It also prompted Colorado to take a second look at the propriety of having those insurance dispensers in airports. Officials finally decided it might be better if a living person dealt with fliers desiring insurance to perhaps better judge whether, like Graham, they might have some nefarious motive in mind. So Colorado banned the machines, requiring instead a human sales crew. Over the next 25 years, all such machines went the way of the biplane and the zeppelin.
As you note, aviation insurance had been around almost from the time the Wright Brothers buzzed over that windswept beach in North Carolina. Lloyd’s of London started offering policies in 1911, but stopped the next year when crashes at an air show produced major losses Then, in 1919, Travelers began offering White Wings policies, the first death-and-disability policies offered specifically to passengers. The first such “Aero Ticket” reportedly was issued to President Woodrow Wilson — $5 for $5,000 of coverage. The next two went to the Wright Brothers.
For the next 25 years or so, the policies were sold by ticketing agencies, much like rent-a-car agencies always trying to convince you that you need extra insurance. But when passenger traffic started to soar after World War II, dozens of boarding passengers filling out policy information began to delay flights. Instead, the first coin-operated machine is believed to have coughed up its first policy on Oct. 4, 1946, at New York’s Central Air Terminal. A counter staffed with humans followed two years later. By 1963, travelers could buy $100,000 policies at most airports.
Yet already by then, such policies were going the way of the dodo for several reasons. For one thing, companies were finding it less and less profitable. To set up a machine or counter you have to pay the airport rental space. Even though the chances of having to pay claims is low, the rental fees often equaled or exceeded the premiums. Moreover, the big insurance companies were bidding up the rental fees to keep competitors out, according to a 1960 Senate report.

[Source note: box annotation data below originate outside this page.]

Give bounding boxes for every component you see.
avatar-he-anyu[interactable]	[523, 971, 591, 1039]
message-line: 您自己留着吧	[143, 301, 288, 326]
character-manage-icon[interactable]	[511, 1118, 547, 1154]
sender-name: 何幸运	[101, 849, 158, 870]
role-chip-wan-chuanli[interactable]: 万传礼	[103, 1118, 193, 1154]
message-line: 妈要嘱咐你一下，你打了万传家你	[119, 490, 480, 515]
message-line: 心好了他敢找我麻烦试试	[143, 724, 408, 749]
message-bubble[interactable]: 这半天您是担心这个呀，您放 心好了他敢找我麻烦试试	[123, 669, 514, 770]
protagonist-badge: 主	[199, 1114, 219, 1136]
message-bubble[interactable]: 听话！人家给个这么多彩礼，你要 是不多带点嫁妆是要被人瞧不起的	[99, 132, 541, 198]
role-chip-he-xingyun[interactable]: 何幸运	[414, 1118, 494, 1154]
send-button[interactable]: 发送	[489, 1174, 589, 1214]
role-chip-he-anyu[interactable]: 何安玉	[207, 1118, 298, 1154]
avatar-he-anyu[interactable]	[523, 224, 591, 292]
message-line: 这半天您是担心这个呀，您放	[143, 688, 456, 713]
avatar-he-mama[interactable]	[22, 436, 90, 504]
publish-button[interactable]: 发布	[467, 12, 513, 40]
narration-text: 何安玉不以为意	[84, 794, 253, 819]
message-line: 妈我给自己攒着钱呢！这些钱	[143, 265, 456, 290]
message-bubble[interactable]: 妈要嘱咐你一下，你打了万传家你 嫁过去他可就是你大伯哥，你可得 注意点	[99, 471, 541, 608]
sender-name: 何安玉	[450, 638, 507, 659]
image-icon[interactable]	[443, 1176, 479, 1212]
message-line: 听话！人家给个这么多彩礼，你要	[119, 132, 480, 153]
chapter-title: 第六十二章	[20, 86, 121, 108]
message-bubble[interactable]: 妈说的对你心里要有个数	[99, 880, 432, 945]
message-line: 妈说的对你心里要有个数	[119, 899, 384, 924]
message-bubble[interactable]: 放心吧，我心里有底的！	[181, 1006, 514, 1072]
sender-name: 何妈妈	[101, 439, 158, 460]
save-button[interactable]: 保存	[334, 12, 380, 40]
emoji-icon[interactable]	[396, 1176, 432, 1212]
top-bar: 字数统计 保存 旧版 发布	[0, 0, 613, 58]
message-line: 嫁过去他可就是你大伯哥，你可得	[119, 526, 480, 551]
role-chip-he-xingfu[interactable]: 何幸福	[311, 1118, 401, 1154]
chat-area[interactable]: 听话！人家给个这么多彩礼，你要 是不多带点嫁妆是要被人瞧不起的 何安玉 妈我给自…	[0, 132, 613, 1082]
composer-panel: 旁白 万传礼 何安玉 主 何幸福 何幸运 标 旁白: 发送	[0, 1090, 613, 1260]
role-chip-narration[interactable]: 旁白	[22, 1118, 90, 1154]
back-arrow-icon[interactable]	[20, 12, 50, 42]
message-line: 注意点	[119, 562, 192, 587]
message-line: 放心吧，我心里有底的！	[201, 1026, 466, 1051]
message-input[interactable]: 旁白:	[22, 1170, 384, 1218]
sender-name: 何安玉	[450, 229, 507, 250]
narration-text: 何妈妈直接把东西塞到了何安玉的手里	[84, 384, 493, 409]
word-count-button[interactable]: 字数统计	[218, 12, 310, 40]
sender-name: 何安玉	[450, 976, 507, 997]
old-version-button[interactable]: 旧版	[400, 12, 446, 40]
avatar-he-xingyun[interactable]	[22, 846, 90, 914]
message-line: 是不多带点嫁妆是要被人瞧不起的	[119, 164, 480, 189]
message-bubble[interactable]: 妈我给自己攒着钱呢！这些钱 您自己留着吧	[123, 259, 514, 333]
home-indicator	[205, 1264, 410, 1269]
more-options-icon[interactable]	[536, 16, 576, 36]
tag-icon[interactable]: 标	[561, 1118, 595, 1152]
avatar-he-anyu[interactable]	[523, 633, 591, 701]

At the same time, regulators saw that passengers were getting a raw deal on these policies that charged whopping fees for little risk so insurance companies were pressured to either cut prices or increase their payouts. In 1970, for example, New York required companies to cut prices by 60 percent or increase benefits by a similar amount. Companies at first pulled out but finally gave in. Still, income fell.
Then, of course, Diners Club came along in 1958, offering travel insurance to its cardholders. Now anyone with a credit card likely gets insurance simply by charging their tickets on that card.
Finally, passengers realized that the chances of meeting with disaster are next to nothing so they may as well flush that money out into the breeze during the flight. Now, most travelers simply want trip refund or cancellation insurance while the last vending machines may be collecting dust at the Smithsonian.
How much did Elvis Presley pay for Graceland?
Answer to Saturday’s trivia: After failing to become a professional golfer, James Wesley Voight changed his name and his profession. In music circles he became known as Chip Taylor, and in the early 1960s, he started writing hit after hit. Just a few of his well-known creations include “Wild Thing” (The Troggs), “Angel of the Morning” (Merilee Rush) and “Julie” (Bobby Fuller Four). Now 75, he is the younger brother of Oscar-winning actor Jon Voight and uncle of actress Angelina Jolie.